Group B Strep specialist solicitor Stuart Bramley writes –
“I was interested to read the results of two recent studies into GBS, particularly when those results are taken together. The medical publication BMJ Open describes the experience at one London NHS Trust in the year after they stopped a pilot of screening all pregnant women for Strep B. After this ended, the hospitals concerned then reverted to the same risk-based approach to trigger the offer of antibiotics in labour as is common across the health service. In the year from March 2016, the infection rate of early-onset GBS increased fivefold, and 9 babies became infected – but the mother of only one of those should have received antibiotics using the risk-based criteria.
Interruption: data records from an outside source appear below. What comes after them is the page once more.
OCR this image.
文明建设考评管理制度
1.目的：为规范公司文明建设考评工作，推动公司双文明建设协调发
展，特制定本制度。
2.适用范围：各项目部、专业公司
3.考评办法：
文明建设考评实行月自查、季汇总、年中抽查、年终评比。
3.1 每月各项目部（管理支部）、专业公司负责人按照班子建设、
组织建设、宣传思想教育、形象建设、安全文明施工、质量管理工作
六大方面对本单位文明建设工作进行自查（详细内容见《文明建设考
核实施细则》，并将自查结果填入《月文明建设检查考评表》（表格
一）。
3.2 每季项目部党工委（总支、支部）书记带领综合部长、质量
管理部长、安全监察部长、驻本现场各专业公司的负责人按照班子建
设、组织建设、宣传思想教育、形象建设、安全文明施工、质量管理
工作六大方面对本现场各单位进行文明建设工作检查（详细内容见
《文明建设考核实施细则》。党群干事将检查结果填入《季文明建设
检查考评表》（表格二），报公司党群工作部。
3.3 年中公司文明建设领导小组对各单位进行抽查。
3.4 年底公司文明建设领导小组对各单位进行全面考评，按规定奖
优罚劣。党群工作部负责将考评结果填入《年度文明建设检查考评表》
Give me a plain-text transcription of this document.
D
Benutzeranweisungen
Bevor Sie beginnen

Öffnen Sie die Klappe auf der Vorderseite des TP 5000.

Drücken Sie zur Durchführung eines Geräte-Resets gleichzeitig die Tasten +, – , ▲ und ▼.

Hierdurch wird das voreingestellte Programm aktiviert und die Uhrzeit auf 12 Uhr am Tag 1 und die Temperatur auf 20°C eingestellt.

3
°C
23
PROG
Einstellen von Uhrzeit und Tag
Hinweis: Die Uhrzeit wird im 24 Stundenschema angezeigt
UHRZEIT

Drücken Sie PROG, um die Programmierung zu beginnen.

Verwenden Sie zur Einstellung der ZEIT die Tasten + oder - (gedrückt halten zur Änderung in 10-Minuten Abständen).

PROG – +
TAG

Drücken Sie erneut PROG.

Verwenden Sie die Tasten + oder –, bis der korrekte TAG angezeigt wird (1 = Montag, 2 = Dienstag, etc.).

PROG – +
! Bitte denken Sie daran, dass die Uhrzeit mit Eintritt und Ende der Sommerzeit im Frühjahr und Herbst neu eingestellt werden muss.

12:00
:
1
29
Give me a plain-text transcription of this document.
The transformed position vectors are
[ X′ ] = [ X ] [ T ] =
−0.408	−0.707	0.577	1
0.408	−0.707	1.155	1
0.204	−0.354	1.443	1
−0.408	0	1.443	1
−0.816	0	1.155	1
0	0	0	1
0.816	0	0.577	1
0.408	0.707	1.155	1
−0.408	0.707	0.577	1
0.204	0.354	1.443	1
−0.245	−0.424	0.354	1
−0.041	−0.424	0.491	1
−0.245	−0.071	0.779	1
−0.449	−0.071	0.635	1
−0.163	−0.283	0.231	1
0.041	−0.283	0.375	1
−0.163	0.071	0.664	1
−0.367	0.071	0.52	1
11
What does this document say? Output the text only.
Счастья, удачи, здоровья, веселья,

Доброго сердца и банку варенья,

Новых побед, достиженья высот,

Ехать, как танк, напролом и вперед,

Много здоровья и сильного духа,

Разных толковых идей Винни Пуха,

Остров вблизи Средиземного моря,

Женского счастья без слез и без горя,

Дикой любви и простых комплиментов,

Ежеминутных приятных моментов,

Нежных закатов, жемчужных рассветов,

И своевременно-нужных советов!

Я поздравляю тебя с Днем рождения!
This needs to be considered alongside a report published by Public Health England on Friday. It revealed that under the risk-based approach described above, reported rates of GBS bacteraemia (both early- and late-onset) are rising in England, Wales and Northern Ireland. For example, early-onset GBS bacteraemia in England has increased to 0.46 cases for every 1,000 births, 308 babies developing this infection. The study also highlights how one previously commonplace antibiotic used to prevent Strep B, clindamycin, is no longer being used since resistance to it has risen to 26%.
This begs the question of how much longer the NHS can continue to use a method of tackling Strep B which is not only failing mums-to-be, it is failing more and more of them. Screening all women may cost more, but that cost would be dwarfed by the amount currently being paid out in compensation to children left permanently injured by the failure to recognise and address GBS”.